Up the mountain, north to the pole: Do species’ elevational and latitudinal limits match?

Abstract

It is a long-held assumption that species' upper elevational and latitudinal range limits are correlated-i.e., species that grow at higher latitudes also reach higher elevations-but the degree to which these limits match and the climatic factors controlling them have rarely been quantitatively assessed. We compared the upper range limits of tree species along latitudinal and elevational gradients to assess the influence of specific climatic factors-winter temperature, summer temperature, and growing season length-in determining species' range limits. We determined the climatic limits for each of 28 common tree species along a latitudinal gradient in Eastern North America and across an elevational gradient in the Great Smoky Mountains. We calculated the degree of climatic mismatch between species' limits along the two gradients.

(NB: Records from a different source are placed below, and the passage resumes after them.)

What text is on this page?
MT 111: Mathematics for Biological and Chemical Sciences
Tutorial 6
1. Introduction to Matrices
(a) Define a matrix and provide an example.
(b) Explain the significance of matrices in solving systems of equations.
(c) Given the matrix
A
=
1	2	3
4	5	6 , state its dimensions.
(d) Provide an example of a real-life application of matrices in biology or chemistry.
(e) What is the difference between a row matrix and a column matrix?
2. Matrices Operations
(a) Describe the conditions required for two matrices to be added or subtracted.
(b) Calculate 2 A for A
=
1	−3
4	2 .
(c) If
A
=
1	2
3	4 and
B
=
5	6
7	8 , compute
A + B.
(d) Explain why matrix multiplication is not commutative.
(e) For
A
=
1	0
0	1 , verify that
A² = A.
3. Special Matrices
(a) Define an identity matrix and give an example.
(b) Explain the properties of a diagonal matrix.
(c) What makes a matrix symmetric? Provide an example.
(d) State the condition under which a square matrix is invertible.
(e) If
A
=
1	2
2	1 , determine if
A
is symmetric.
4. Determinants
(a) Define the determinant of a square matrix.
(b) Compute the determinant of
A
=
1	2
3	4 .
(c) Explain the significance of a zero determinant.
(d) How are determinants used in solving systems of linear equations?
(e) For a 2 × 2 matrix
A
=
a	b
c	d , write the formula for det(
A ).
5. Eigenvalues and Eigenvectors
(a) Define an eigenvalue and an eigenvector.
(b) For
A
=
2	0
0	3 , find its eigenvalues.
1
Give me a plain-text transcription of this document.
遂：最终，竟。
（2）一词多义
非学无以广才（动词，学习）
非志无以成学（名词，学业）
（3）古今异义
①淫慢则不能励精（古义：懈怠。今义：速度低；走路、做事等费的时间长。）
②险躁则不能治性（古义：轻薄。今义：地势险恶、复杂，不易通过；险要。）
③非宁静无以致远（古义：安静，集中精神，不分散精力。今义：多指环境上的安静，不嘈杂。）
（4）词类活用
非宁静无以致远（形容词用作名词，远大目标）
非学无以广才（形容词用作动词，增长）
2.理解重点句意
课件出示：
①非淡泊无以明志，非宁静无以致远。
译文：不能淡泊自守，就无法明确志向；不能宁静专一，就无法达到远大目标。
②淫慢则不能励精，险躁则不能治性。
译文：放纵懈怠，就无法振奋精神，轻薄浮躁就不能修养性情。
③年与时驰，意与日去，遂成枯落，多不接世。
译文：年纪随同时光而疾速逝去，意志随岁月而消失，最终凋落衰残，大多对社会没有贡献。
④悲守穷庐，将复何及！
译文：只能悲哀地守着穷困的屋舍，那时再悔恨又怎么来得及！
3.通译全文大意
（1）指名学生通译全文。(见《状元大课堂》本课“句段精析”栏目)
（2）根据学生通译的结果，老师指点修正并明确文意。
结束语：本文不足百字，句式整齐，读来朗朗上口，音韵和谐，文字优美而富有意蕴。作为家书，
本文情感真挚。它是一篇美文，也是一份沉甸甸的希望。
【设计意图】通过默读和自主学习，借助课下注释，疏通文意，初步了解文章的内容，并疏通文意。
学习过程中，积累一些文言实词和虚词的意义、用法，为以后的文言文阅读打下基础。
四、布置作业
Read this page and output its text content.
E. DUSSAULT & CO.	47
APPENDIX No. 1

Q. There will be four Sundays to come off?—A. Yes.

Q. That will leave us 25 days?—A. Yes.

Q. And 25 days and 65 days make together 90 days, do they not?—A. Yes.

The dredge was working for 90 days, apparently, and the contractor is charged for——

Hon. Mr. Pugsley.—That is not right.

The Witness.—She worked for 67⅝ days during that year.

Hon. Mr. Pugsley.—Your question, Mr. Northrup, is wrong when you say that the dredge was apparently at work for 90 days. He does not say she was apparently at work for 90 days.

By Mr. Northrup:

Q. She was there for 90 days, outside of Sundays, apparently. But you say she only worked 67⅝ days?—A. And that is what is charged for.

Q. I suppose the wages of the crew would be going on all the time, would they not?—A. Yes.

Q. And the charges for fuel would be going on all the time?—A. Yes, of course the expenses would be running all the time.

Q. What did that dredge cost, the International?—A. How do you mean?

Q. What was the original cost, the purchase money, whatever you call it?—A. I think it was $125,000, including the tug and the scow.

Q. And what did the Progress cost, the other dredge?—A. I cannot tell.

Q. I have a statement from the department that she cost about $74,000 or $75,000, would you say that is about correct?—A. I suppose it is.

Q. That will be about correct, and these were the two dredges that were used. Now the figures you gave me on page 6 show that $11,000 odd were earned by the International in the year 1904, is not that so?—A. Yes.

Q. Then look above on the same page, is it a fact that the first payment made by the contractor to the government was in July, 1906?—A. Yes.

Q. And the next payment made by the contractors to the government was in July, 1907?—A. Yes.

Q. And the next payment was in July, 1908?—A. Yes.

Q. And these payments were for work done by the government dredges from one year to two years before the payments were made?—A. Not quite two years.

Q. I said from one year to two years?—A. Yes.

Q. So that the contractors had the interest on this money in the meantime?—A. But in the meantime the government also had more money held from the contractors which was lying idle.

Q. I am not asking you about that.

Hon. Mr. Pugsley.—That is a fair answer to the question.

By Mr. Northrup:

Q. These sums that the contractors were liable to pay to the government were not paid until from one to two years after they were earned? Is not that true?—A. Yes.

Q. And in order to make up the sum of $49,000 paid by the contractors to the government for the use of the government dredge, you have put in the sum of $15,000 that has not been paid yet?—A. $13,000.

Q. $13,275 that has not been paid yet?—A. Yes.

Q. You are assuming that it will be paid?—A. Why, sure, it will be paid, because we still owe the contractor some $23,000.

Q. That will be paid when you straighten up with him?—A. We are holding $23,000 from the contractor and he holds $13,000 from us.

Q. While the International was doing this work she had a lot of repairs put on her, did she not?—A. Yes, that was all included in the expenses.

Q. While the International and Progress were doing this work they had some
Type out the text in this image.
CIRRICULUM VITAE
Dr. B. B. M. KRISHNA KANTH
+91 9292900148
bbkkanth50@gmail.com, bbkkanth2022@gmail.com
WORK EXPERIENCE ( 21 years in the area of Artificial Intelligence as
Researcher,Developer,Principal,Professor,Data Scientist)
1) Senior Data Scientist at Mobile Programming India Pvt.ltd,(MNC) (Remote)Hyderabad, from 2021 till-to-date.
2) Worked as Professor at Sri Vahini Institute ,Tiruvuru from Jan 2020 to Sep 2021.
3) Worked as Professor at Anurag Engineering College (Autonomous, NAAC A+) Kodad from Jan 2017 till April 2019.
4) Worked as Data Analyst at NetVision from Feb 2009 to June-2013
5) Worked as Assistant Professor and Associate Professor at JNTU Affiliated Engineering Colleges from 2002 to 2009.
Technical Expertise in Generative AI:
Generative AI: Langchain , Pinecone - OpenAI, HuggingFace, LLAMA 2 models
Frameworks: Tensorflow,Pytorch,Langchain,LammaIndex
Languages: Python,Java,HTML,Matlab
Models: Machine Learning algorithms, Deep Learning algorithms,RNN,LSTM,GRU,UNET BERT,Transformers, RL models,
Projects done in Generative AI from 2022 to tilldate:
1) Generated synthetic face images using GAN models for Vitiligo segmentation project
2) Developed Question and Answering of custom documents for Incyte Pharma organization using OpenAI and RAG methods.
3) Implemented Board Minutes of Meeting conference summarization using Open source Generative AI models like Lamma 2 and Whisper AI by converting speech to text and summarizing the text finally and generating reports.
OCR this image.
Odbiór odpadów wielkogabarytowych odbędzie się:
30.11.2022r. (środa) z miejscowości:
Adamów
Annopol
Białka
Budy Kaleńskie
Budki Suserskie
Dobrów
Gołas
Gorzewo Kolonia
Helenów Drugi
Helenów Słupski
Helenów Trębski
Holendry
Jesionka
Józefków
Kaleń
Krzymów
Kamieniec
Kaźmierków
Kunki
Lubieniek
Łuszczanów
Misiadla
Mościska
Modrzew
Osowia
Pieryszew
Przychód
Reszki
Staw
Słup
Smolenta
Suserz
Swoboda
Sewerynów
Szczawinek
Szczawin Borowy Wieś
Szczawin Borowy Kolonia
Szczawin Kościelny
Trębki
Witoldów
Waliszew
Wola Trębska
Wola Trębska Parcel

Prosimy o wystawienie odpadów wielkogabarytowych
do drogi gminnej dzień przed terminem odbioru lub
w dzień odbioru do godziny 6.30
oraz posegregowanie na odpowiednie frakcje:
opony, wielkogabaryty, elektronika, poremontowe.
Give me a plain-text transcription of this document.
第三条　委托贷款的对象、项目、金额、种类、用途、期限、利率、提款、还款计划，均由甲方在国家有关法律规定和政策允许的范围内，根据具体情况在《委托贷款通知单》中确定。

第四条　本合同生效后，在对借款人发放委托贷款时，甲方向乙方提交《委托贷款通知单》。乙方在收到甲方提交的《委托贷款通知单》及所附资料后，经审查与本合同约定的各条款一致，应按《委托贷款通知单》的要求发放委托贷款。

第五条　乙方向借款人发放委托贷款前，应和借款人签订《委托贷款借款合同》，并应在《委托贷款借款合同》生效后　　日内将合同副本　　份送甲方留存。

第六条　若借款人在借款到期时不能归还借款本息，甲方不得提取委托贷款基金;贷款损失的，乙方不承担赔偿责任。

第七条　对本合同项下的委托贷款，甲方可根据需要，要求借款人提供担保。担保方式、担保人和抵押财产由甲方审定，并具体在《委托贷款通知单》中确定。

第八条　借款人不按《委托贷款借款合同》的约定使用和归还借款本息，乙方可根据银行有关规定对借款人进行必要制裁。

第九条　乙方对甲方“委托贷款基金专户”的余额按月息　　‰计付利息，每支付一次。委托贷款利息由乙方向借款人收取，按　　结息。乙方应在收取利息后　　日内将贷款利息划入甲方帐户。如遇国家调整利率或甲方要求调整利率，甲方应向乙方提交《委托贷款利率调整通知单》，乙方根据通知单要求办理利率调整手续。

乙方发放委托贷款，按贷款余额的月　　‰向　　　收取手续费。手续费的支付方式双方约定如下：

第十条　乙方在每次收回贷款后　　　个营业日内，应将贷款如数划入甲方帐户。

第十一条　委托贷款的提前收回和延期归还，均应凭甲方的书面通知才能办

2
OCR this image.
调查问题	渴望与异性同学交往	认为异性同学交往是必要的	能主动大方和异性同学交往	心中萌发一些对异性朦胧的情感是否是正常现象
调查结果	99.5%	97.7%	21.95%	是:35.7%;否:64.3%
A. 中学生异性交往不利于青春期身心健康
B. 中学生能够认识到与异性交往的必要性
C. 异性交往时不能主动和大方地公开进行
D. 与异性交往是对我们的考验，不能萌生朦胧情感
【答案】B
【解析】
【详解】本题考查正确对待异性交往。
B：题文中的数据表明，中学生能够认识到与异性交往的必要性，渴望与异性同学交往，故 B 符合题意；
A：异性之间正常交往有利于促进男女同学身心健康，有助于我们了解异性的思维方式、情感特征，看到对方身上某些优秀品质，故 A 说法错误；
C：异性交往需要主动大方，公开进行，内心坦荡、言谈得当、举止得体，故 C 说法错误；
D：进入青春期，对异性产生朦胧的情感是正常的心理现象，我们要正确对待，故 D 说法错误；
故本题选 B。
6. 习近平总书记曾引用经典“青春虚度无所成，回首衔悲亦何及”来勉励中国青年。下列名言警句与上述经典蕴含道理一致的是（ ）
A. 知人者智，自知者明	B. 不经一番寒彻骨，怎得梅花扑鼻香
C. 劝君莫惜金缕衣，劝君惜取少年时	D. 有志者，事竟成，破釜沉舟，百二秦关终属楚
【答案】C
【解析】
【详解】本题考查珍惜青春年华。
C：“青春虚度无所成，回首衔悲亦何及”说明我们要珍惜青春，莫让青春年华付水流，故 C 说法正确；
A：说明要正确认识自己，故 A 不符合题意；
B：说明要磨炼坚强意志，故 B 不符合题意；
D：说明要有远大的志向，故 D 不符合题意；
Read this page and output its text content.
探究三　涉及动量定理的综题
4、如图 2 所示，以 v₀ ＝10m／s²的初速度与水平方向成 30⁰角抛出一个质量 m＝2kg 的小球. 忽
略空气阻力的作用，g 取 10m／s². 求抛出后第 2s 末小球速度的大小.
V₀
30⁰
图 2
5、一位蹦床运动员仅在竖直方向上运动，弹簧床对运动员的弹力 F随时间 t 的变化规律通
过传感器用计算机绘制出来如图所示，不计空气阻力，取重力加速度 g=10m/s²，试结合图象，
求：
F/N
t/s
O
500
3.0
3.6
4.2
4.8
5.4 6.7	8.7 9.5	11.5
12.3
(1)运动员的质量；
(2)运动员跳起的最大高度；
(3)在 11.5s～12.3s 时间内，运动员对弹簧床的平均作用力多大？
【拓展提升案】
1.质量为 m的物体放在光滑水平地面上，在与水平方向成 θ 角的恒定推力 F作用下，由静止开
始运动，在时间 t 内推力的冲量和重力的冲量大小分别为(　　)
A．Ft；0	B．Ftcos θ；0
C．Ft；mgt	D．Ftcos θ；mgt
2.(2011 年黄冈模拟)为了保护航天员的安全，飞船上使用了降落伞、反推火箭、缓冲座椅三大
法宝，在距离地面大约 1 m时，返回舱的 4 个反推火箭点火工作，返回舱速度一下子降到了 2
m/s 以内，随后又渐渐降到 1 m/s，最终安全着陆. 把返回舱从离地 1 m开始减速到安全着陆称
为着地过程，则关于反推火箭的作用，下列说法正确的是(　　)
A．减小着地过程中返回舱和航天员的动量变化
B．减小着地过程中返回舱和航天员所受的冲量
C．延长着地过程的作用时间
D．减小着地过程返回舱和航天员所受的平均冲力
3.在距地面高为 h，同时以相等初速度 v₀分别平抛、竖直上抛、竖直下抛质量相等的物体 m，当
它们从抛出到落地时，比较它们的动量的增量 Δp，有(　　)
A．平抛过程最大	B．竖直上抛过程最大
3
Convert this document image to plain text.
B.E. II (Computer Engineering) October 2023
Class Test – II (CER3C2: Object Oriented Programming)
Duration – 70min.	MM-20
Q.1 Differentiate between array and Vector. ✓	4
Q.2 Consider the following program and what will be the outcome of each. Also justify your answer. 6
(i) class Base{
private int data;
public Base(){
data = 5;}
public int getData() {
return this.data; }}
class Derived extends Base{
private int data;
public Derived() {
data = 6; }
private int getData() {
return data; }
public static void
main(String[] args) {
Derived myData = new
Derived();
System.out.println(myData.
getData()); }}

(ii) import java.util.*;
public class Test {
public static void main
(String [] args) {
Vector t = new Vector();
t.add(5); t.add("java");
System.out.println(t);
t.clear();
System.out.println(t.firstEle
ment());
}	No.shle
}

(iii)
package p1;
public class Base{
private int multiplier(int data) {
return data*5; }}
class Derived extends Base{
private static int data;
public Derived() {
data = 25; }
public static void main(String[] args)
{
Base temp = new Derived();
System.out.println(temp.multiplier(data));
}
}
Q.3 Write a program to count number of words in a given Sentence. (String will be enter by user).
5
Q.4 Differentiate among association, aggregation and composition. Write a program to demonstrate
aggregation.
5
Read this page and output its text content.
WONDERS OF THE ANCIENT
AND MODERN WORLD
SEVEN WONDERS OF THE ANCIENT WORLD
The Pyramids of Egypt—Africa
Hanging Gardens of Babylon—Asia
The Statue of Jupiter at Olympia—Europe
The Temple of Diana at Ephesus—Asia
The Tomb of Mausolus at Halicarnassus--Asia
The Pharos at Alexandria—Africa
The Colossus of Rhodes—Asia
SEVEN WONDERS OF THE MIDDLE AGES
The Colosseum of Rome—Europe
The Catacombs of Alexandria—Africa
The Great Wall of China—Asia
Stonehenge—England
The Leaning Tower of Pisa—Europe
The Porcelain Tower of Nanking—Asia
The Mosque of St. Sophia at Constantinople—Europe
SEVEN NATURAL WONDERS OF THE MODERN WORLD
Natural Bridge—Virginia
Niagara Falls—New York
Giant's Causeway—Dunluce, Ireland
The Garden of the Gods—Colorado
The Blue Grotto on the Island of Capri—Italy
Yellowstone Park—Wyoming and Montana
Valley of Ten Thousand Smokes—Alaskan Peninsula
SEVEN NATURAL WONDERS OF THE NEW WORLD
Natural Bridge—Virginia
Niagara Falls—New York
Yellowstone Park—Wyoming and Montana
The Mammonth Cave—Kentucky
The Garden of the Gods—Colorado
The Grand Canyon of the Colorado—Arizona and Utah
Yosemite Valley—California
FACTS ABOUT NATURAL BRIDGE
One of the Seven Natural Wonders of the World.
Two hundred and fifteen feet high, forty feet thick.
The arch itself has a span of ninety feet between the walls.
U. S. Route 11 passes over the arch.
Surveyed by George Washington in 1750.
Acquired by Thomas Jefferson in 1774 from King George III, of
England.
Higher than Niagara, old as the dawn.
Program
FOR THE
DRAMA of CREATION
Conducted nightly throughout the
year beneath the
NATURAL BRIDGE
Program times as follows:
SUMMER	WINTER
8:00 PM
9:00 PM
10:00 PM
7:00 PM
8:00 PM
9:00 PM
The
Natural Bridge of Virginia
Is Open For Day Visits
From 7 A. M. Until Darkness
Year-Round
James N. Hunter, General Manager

We found strong positive relationships between species' latitudinal and elevational climatic limits. Winter temperatures were much lower at species' poleward, compared to upper elevational, range limits, but there were close matches between limits for variables related to summer temperature and growing season length. Results suggest that low summer temperatures and short growing season length limit species' distributions along both latitudinal and elevational gradients, whereas winter temperature does not play a critical role. Narrower ranges along elevational gradients may be due to a lack of local adaptation caused by increased gene flow along "shorter" gradients, where upslope dispersal of individuals maladapted to cold restricts upward expansion. Narrower ranges along the latitudinal gradient may be due to limited migration northward from historical range centers in the southern Appalachians.